En s'approchant, Angélique et Cerbalaud entendirent des cris, et trouvèrent Lauzun et le marquis d'Humières, la chemise ouverte, en tenue de duellistes, et tombant à bras raccourcis sur Andijos, L'un et l'autre racontèrent qu'obligés de se battre, ils avaient été prier en cachette Andijos de venir les séparer au nom de l'amitié, quand ils seraient sur le pré. Mais le traître s'était dissimulé derrière un buisson et avait assisté, en riant comme un fou, aux angoisses des deux « ennemis » qui faisaient traîner les choses en longueur, trouvant qu'une épée était plus courte que l'autre, que les chaussons étaient trop étroits, etc. Finalement ils protestèrent lorsque parut le conciliateur.

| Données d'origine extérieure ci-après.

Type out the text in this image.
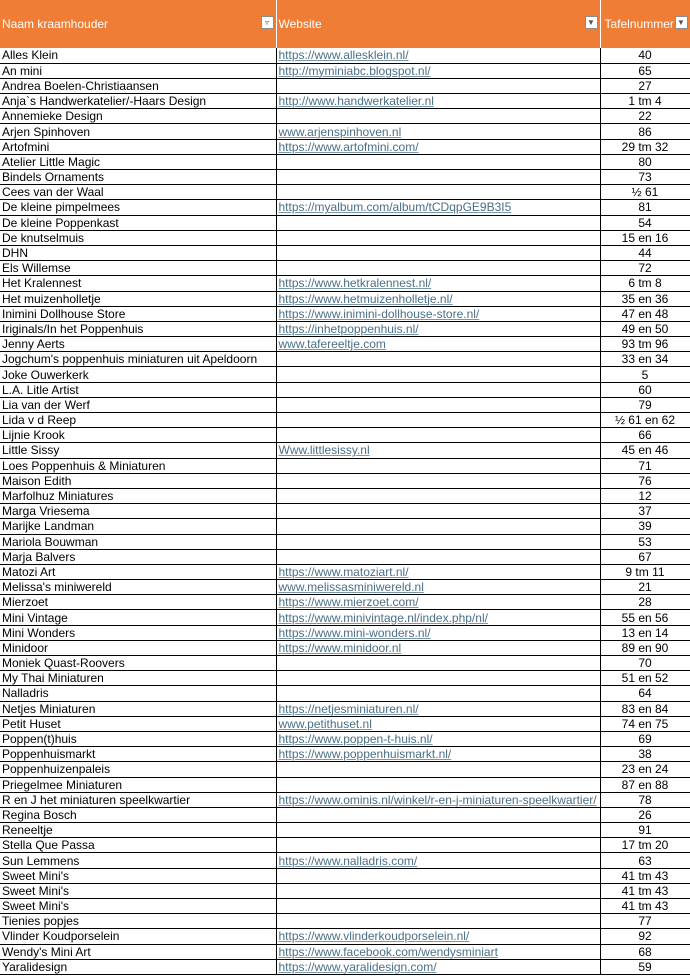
Naam kraamhouder ▿	Website ▼	Tafelnummer ▼

Alles Klein	https://www.allesklein.nl/	40
An mini	http://myminiabc.blogspot.nl/	65
Andrea Boelen-Christiaansen		27
Anja`s Handwerkatelier/-Haars Design	http://www.handwerkatelier.nl	1 tm 4
Annemieke Design		22
Arjen Spinhoven	www.arjenspinhoven.nl	86
Artofmini	https://www.artofmini.com/	29 tm 32
Atelier Little Magic		80
Bindels Ornaments		73
Cees van der Waal		½ 61
De kleine pimpelmees	https://myalbum.com/album/tCDqpGE9B3I5	81
De kleine Poppenkast		54
De knutselmuis		15 en 16
DHN		44
Els Willemse		72
Het Kralennest	https://www.hetkralennest.nl/	6 tm 8
Het muizenholletje	https://www.hetmuizenholletje.nl/	35 en 36
Inimini Dollhouse Store	https://www.inimini-dollhouse-store.nl/	47 en 48
Iriginals/In het Poppenhuis	https://inhetpoppenhuis.nl/	49 en 50
Jenny Aerts	www.tafereeltje.com	93 tm 96
Jogchum's poppenhuis miniaturen uit Apeldoorn		33 en 34
Joke Ouwerkerk		5
L.A. Litle Artist		60
Lia van der Werf		79
Lida v d Reep		½ 61 en 62
Lijnie Krook		66
Little Sissy	Www.littlesissy.nl	45 en 46
Loes Poppenhuis & Miniaturen		71
Maison Edith		76
Marfolhuz Miniatures		12
Marga Vriesema		37
Marijke Landman		39
Mariola Bouwman		53
Marja Balvers		67
Matozi Art	https://www.matoziart.nl/	9 tm 11
Melissa's miniwereld	www.melissasminiwereld.nl	21
Mierzoet	https://www.mierzoet.com/	28
Mini Vintage	https://www.minivintage.nl/index.php/nl/	55 en 56
Mini Wonders	https://www.mini-wonders.nl/	13 en 14
Minidoor	https://www.minidoor.nl	89 en 90
Moniek Quast-Roovers		70
My Thai Miniaturen		51 en 52
Nalladris		64
Netjes Miniaturen	https://netjesminiaturen.nl/	83 en 84
Petit Huset	www.petithuset.nl	74 en 75
Poppen(t)huis	https://www.poppen-t-huis.nl/	69
Poppenhuismarkt	https://www.poppenhuismarkt.nl/	38
Poppenhuizenpaleis		23 en 24
Priegelmee Miniaturen		87 en 88
R en J het miniaturen speelkwartier	https://www.ominis.nl/winkel/r-en-j-miniaturen-speelkwartier/	78
Regina Bosch		26
Reneeltje		91
Stella Que Passa		17 tm 20
Sun Lemmens	https://www.nalladris.com/	63
Sweet Mini's		41 tm 43
Sweet Mini's		41 tm 43
Sweet Mini's		41 tm 43
Tienies popjes		77
Vlinder Koudporselein	https://www.vlinderkoudporselein.nl/	92
Wendy's Mini Art	https://www.facebook.com/wendysminiart	68
Yaralidesign	https://www.yaralidesign.com/	59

– Pour peu que nous n'eussions été gens de cœur, nous aurions eu le loisir cent fois de nous couper la gorge ! criait le petit Lauzun.
Angélique se joignit à eux pour accabler Andijos.
– Croyez-vous que mon mari vous ait entretenu depuis quinze ans pour que vous vous livriez à des facéties stupides pendant qu'il est en prison ? lui cria-t-elle. Oh ! ces gens du Midi !...
Elle l'empoigna, le tira à l'écart et lui enfonçant ses ongles dans le bras, lui ordonna de repartir aussitôt pour Toulouse afin de lui ramener de l'argent dans les plus brefs délais. Assez penaud, il lui avoua qu'il avait perdu tout ce qu'il possédait en jouant la veille au soir chez la princesse Henriette. Elle lui donna cinq cents livres et Kouassi-Ba pour l'accompagner.
Lorsqu'ils furent partis, Angélique s'aperçut que Lauzun et d'Humières, ainsi que leurs témoins, s étaient également éclipsés.
Elle posa la main sur son front.
– Je dois retourner aux Tuileries vers 5 heures, dit-elle à Margot. Attendons par là, dans une taverne où l'on nous donnera à boire et à manger.
– Une taverne ! répéta la servante indignée, madame, ce n'est pas un lieu pour vous.
– Crois-tu que la prison soit un lieu pour mon mari ? J'ai soif et faim. Toi aussi d'ailleurs. Ne fais pas de manières et allons nous reposer.
Elle lui prit le bras familièrement et s'appuya contre elle. Elle était plus petite que Margot, et c'était pour cela sans doute qu'elle s'était longtemps laissé impressionner par la femme de chambre. Maintenant elle la connaissait bien. Vive, véhémente, facilement outrée, Marguerite, dite Margot, vouait à la famille de Peyrac un attachement indéfectible.